Kaufen kann man den 01 natürlich auch, aktuell ab 46.000 Euro. Doch nach der Vorstellung von Lynk & Co-Chef Alain Visser ist das eindeutig die zweitbeste Lösung. Er propagiert bei jeder Gelegenheit das Club-Modell: Interessierte werden Mitglieder im Lynk & Co-Club und mieten in diesem Rahmen einen 01. Für derzeit 550 Euro im Monat, inklusive inklusive Versicherung, Wartungskosten und Winterreifen. Und mit monatlicher Kündigungsfrist.

Wer das viel Geld findet, dem kann geholfen werden. Denn der Autohersteller mit dem etwas anderen Business-Plan liefert die zum Wagen passende Sharing-App gleich mit. Damit kann der 01 entweder in der Familie, im Bekanntenkreis oder auch an wildfremde Menschen weitergegeben werden. Zu einem Tarif, den der Haupt-Abonnent festlegt. Wann immer das Auto nicht gebraucht wird, kann es für andere Nutzer freigeschaltet werden – und Geld einbringen.

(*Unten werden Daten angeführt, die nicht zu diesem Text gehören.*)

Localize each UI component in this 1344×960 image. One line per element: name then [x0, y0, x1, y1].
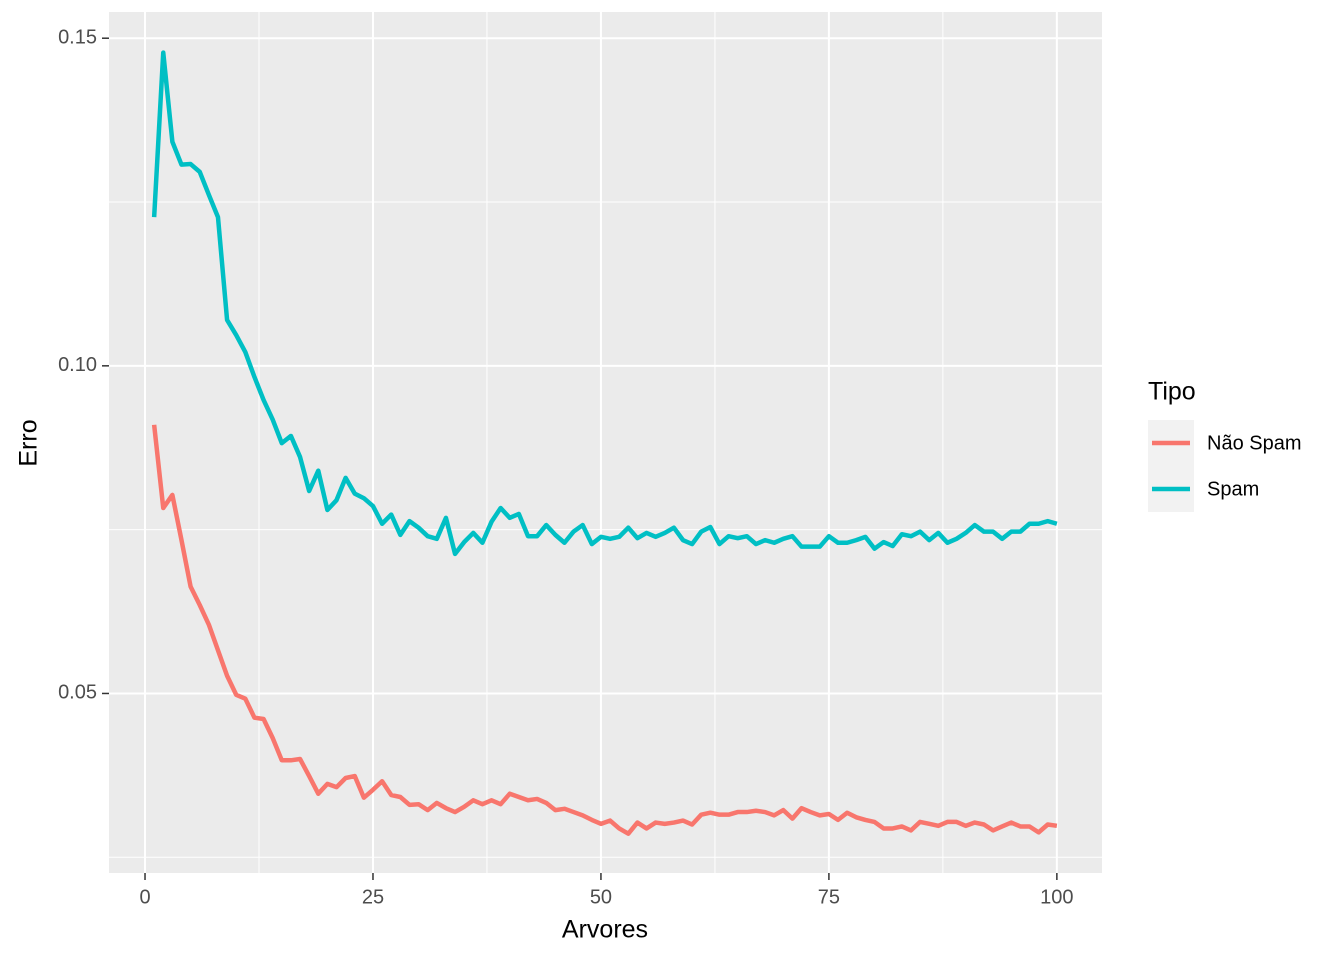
series-line [151, 50, 1058, 557]
x-tick-label: 0 [139, 886, 150, 908]
legend-label: Spam [1207, 478, 1259, 500]
legend-title: Tipo [1148, 378, 1196, 406]
x-tick-label: 75 [818, 886, 840, 908]
y-axis-title: Erro [15, 419, 43, 466]
y-tick-label: 0.05 [58, 682, 97, 704]
x-tick-label: 100 [1040, 886, 1073, 908]
legend-label: Não Spam [1207, 432, 1302, 454]
y-tick-label: 0.10 [58, 354, 97, 376]
y-tick-label: 0.15 [58, 26, 97, 48]
series-line [151, 424, 1058, 836]
x-axis-title: Arvores [562, 916, 648, 944]
x-tick-label: 50 [590, 886, 612, 908]
x-tick-label: 25 [362, 886, 384, 908]
panel [109, 12, 1102, 873]
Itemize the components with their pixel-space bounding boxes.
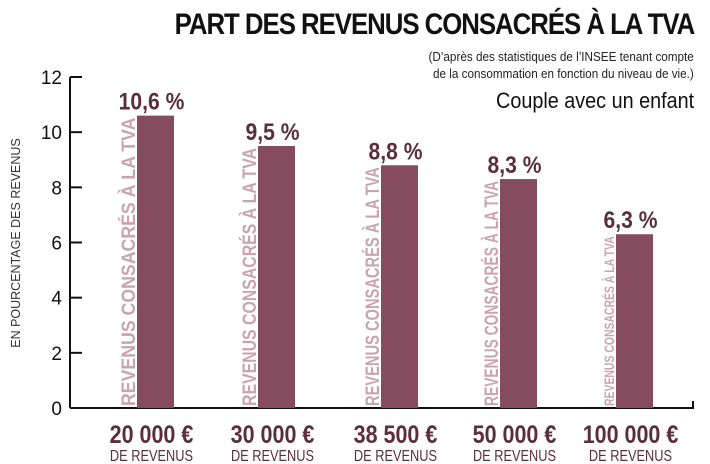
- y-tick-label: 8: [51, 178, 62, 199]
- y-tick-label: 4: [51, 289, 62, 310]
- subtitle-line: (D’après des statistiques de l’INSEE ten…: [428, 49, 694, 64]
- bar-inner-label: REVENUS CONSACRÉS À LA TVA: [239, 148, 261, 406]
- bar-value-label: 8,8 %: [369, 138, 423, 165]
- bar: [258, 145, 295, 409]
- bar: [500, 179, 537, 408]
- chart-title: PART DES REVENUS CONSACRÉS À LA TVA: [174, 8, 695, 41]
- bar: [381, 165, 418, 408]
- y-tick-label: 2: [51, 344, 62, 365]
- bar-inner-label: REVENUS CONSACRÉS À LA TVA: [362, 167, 384, 406]
- bar-value-label: 10,6 %: [119, 88, 185, 115]
- bar: [616, 234, 653, 408]
- y-tick-label: 12: [41, 68, 62, 89]
- y-axis-label: EN POURCENTAGE DES REVENUS: [9, 138, 23, 348]
- bar: [137, 115, 174, 408]
- x-tick-label: 20 000 €: [110, 420, 194, 448]
- x-tick-label: 100 000 €: [583, 420, 679, 448]
- chart-caption: Couple avec un enfant: [495, 88, 694, 113]
- axes: 0 2 4 6 8 10 12: [41, 68, 694, 420]
- bar-inner-label: REVENUS CONSACRÉS À LA TVA: [481, 181, 503, 406]
- x-tick-sublabel: DE REVENUS: [589, 448, 672, 464]
- chart-subtitle: (D’après des statistiques de l’INSEE ten…: [429, 48, 694, 82]
- x-tick-label: 50 000 €: [473, 420, 557, 448]
- x-tick-label: 38 500 €: [354, 420, 438, 448]
- x-tick-label: 30 000 €: [231, 420, 315, 448]
- x-tick-sublabel: DE REVENUS: [110, 448, 193, 464]
- bars: [137, 115, 653, 409]
- y-tick-label: 10: [41, 123, 62, 144]
- bar-value-label: 8,3 %: [488, 152, 542, 179]
- x-tick-sublabel: DE REVENUS: [473, 448, 556, 464]
- x-tick-sublabel: DE REVENUS: [231, 448, 314, 464]
- x-tick-sublabel: DE REVENUS: [354, 448, 437, 464]
- bar-inner-label: REVENUS CONSACRÉS À LA TVA: [601, 236, 617, 406]
- subtitle-line: de la consommation en fonction du niveau…: [433, 66, 694, 81]
- bar-value-label: 6,3 %: [604, 207, 658, 234]
- bar-inner-label: REVENUS CONSACRÉS À LA TVA: [118, 117, 140, 406]
- y-tick-label: 0: [51, 399, 62, 420]
- bar-value-label: 9,5 %: [246, 119, 300, 146]
- y-tick-label: 6: [51, 234, 62, 255]
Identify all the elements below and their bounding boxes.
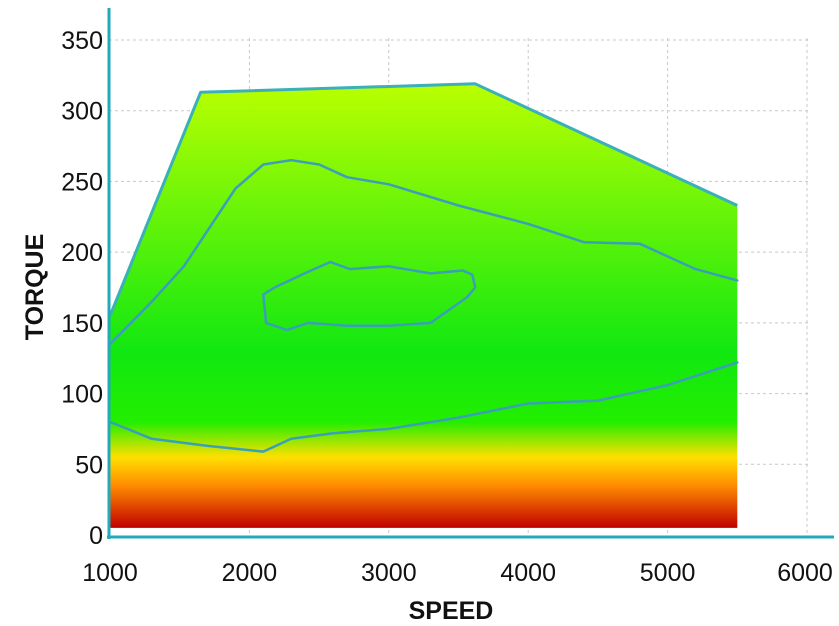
y-tick-label-300: 300	[61, 98, 103, 126]
contour-line-1	[108, 158, 739, 346]
x-tick-label-5000: 5000	[640, 559, 696, 587]
efficiency-map-area	[110, 83, 738, 528]
y-tick-label-250: 250	[61, 168, 103, 196]
x-tick-label-3000: 3000	[361, 559, 417, 587]
y-axis-title: TORQUE	[21, 234, 49, 341]
x-tick-label-2000: 2000	[222, 559, 278, 587]
efficiency-contours	[108, 158, 739, 453]
x-axis-title: SPEED	[409, 597, 494, 625]
max-torque-curve	[108, 82, 738, 317]
y-tick-label-50: 50	[75, 451, 103, 479]
y-tick-label-150: 150	[61, 310, 103, 338]
max-torque-line	[108, 82, 738, 317]
x-tick-label-6000: 6000	[777, 559, 833, 587]
axes	[107, 8, 834, 539]
contour-line-3	[262, 260, 477, 332]
y-tick-label-100: 100	[61, 381, 103, 409]
y-tick-label-350: 350	[61, 27, 103, 55]
y-tick-label-0: 0	[89, 522, 103, 550]
y-tick-label-200: 200	[61, 239, 103, 267]
contour-line-2	[108, 361, 739, 453]
x-tick-label-4000: 4000	[500, 559, 556, 587]
operating-region-fill	[110, 83, 738, 528]
tick-labels: 1000 2000 3000 4000 5000 6000 0 50 100 150 200 250 3…	[61, 27, 833, 587]
x-tick-label-1000: 1000	[82, 559, 138, 587]
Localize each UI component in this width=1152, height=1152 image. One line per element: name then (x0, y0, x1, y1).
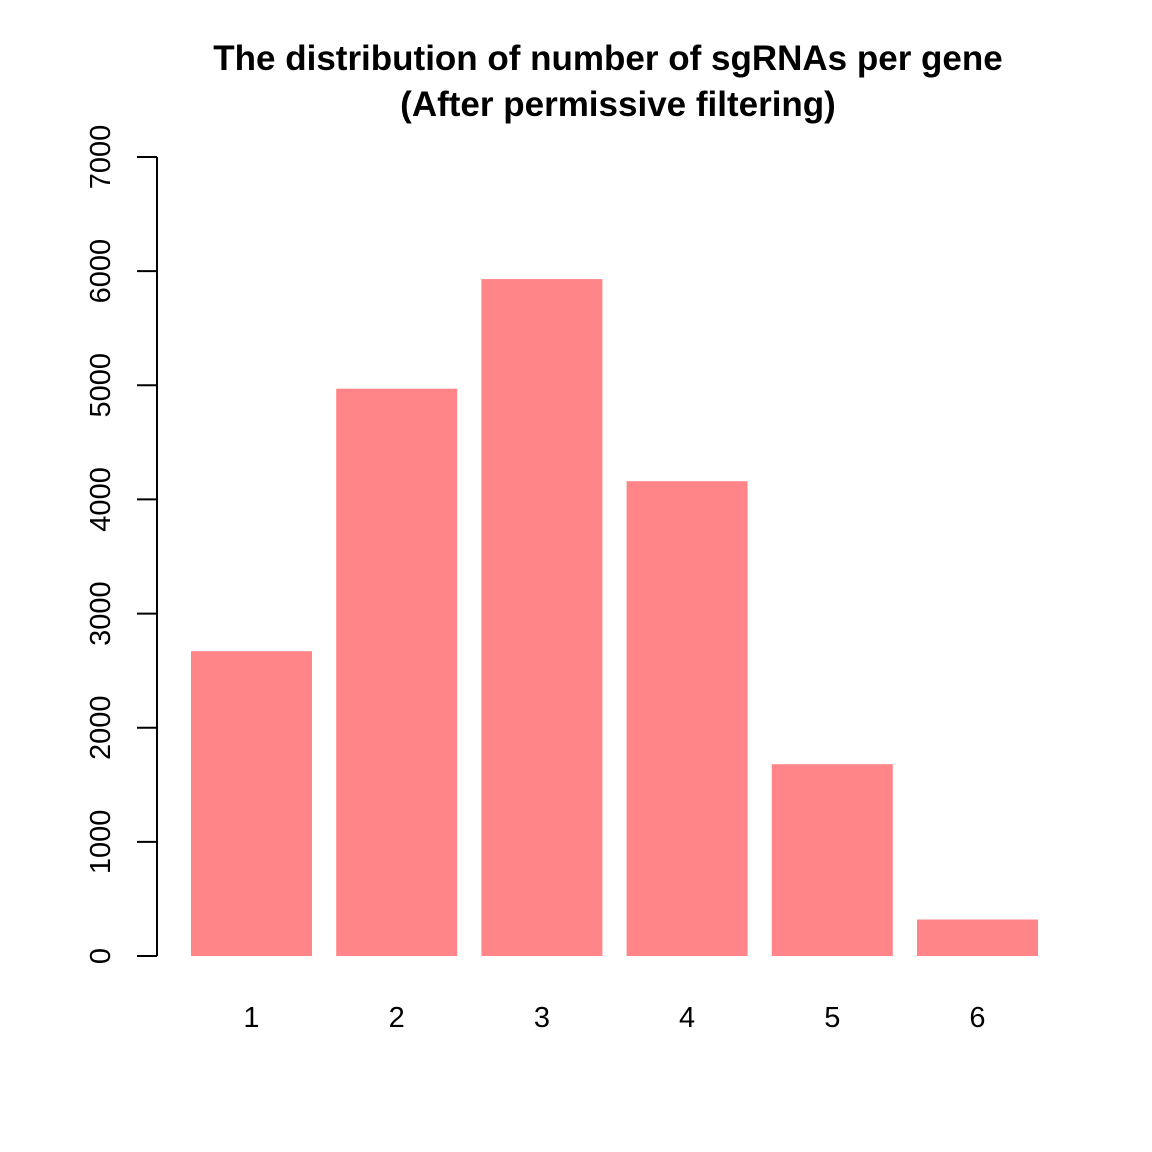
bar-5 (771, 764, 893, 956)
chart-title: The distribution of number of sgRNAs per… (213, 39, 1002, 124)
y-tick-label: 1000 (85, 810, 117, 875)
x-tick-label: 5 (824, 1002, 840, 1034)
bar-6 (917, 919, 1038, 956)
y-tick-label: 3000 (85, 581, 117, 646)
x-tick-label: 4 (679, 1002, 695, 1034)
chart-title-line-2: (After permissive filtering) (400, 85, 836, 124)
bars (191, 279, 1038, 957)
y-tick-label: 7000 (85, 125, 117, 190)
chart-title-line-1: The distribution of number of sgRNAs per… (213, 39, 1002, 78)
x-tick-label: 1 (243, 1002, 259, 1034)
bar-4 (626, 481, 748, 956)
x-tick-label: 2 (389, 1002, 405, 1034)
y-tick-label: 4000 (85, 467, 117, 532)
x-tick-label: 3 (534, 1002, 550, 1034)
bar-2 (336, 388, 458, 956)
y-tick-label: 6000 (85, 239, 117, 304)
y-axis: 0 1000 2000 3000 4000 5000 6000 7000 (85, 125, 158, 964)
y-tick-label: 0 (85, 948, 117, 964)
y-tick-label: 2000 (85, 695, 117, 760)
y-tick-label: 5000 (85, 353, 117, 418)
bar-1 (191, 651, 312, 956)
x-axis-labels: 1 2 3 4 5 6 (243, 1002, 985, 1034)
bar-3 (481, 279, 603, 957)
x-tick-label: 6 (969, 1002, 985, 1034)
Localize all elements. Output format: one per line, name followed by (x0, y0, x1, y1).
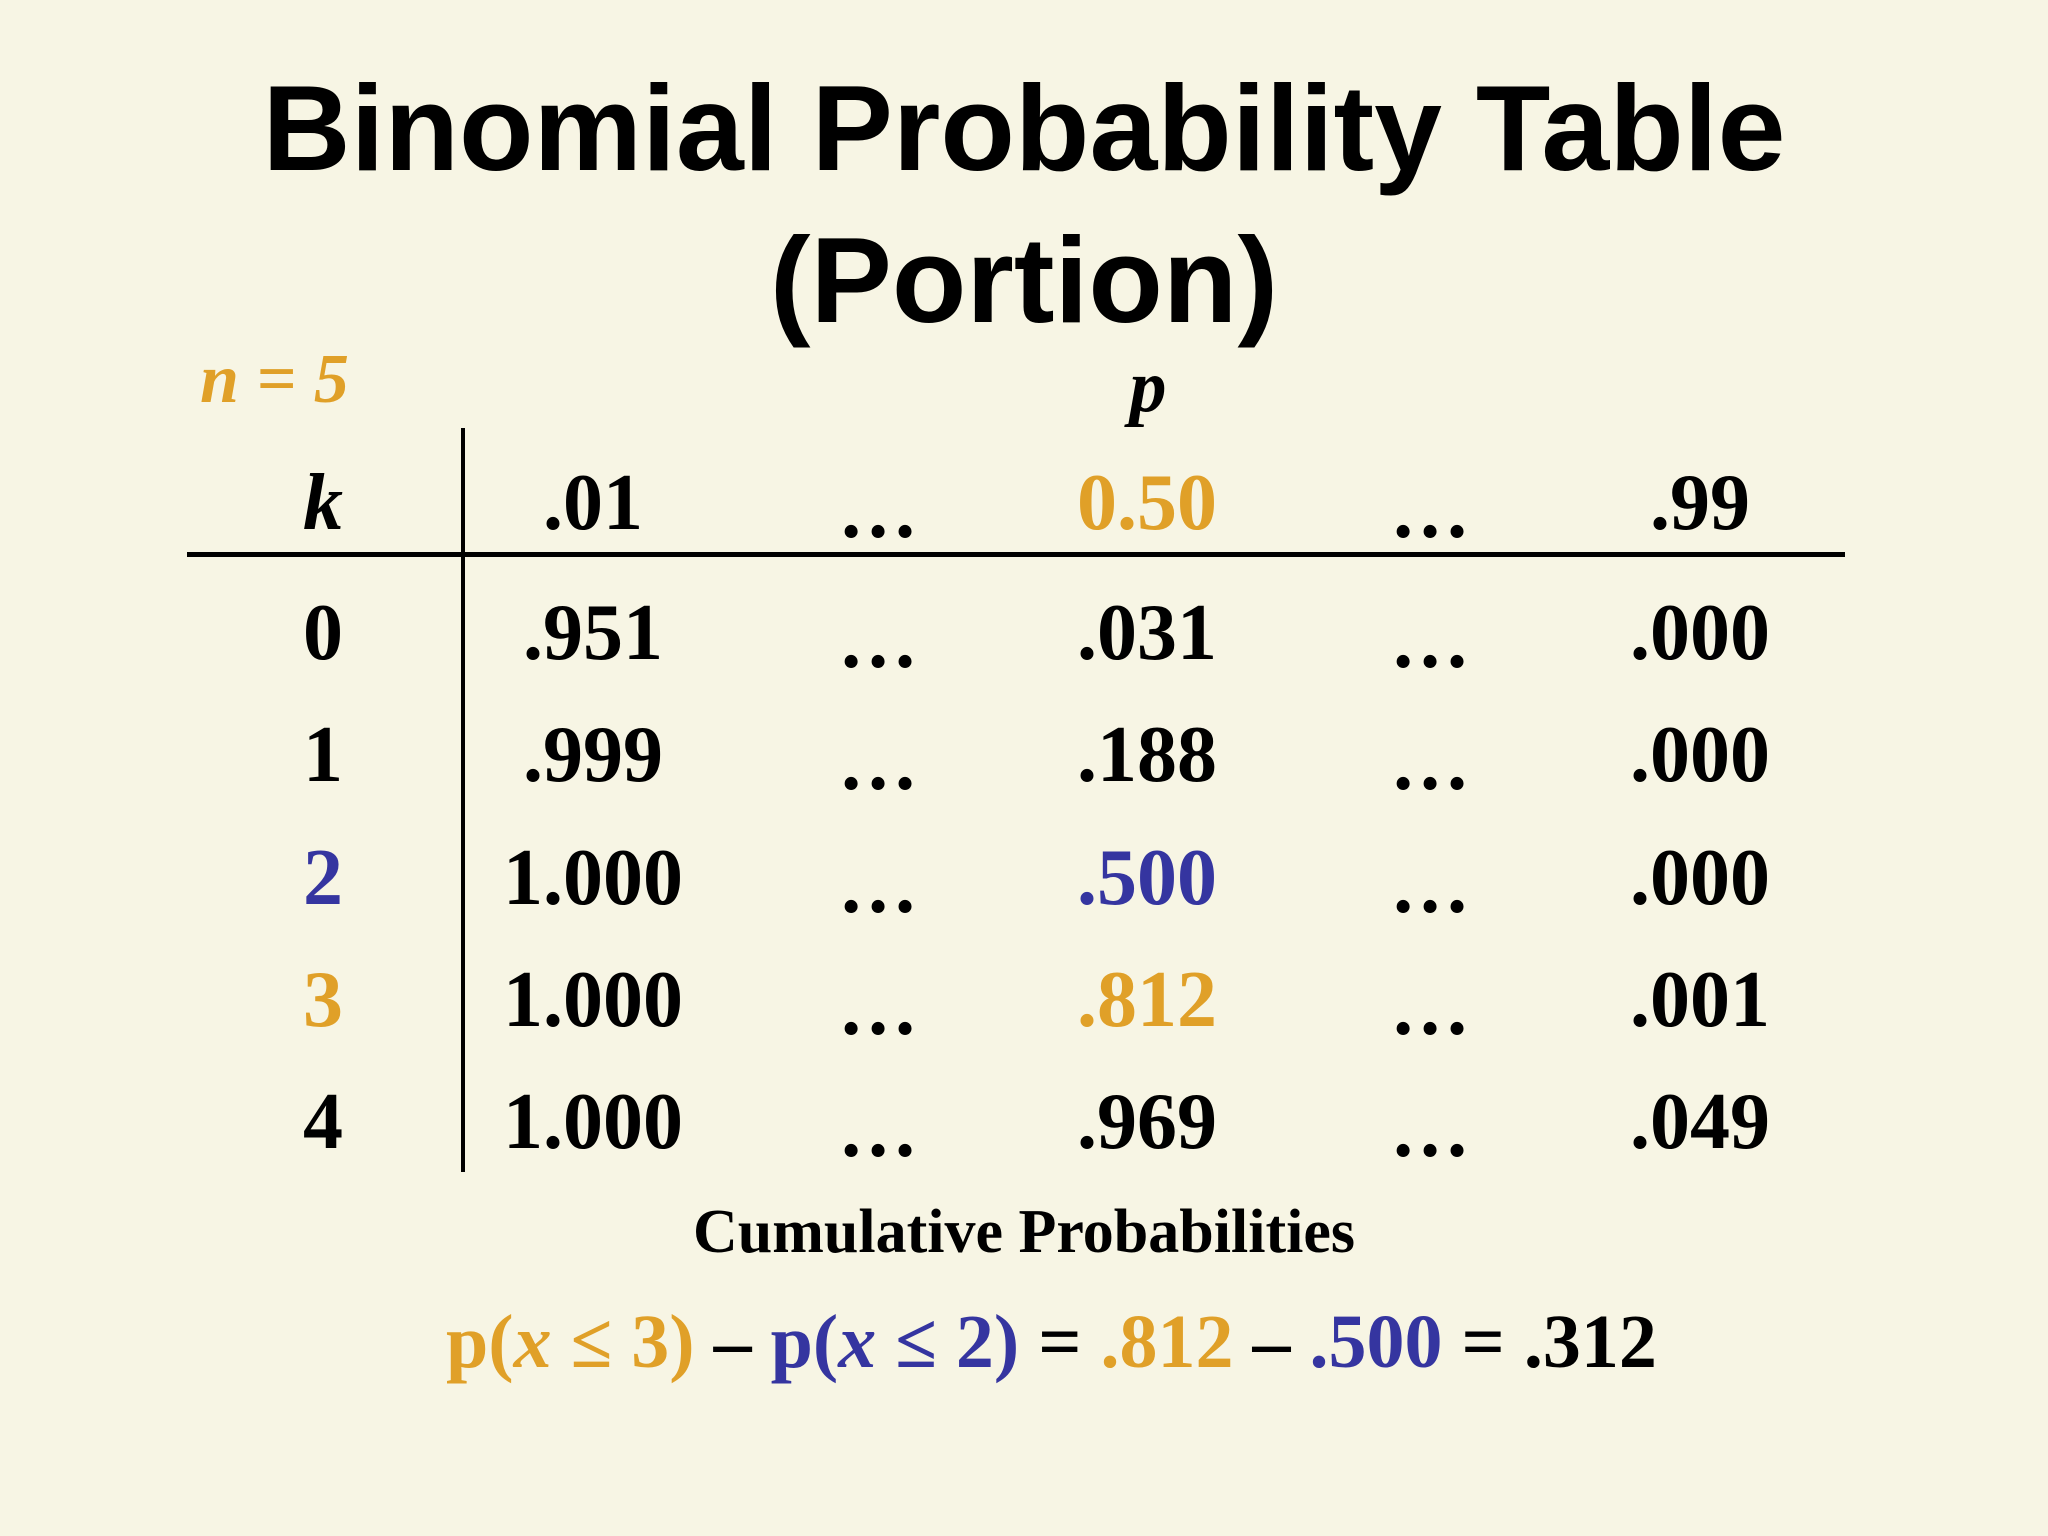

Lynk & Co 01: In acht Sekunden von null auf 100 km/h

Aber was bekommt man für die 550 Euro im Monat? Zuerst mal: einen Plug-in-Hybrid. Den treiben ein 1,5 Liter großer Benziner und ein E-Motor an den Vorgderrädern an. Die Systemleistung liegt bei 192 kW/261 PS, das ist eine ganze Menge und macht die Fortbewegung mit dem chinesischen Schweden sehr entspannt – man kann fast immer auf Reserven zurückgreifen. Die Beschleunigung von null auf 100 km/h ist in acht Sekunden absolviert, die Spitze liegt bei 210 km/h.

Rein elektrisch kann man laut Lynk & Co dank der netto 14,1 Kilowattstunden fassenden Batterie maximal 125 km/h und bis zu 69 Kilometer fahren. Ein Wert, der sich im AZ-Test auch durchaus erreichen ließ – eine Plug-in-gemäße Fahrweise vorausgesetzt. Wenn der Aku leergefahren ist, nimmt sich der Benziner um die acht Liter Sprit pro 100 Kilometer, das ist nicht gerade wenig und zeigt einmal mehr: Ein Plug-in-Hybrid, der nicht bei jeder sich bietenden Gelegenheit an die Steckdose gehängt wird, ergibt umweltpolitisch und finanziell keinen Sinn.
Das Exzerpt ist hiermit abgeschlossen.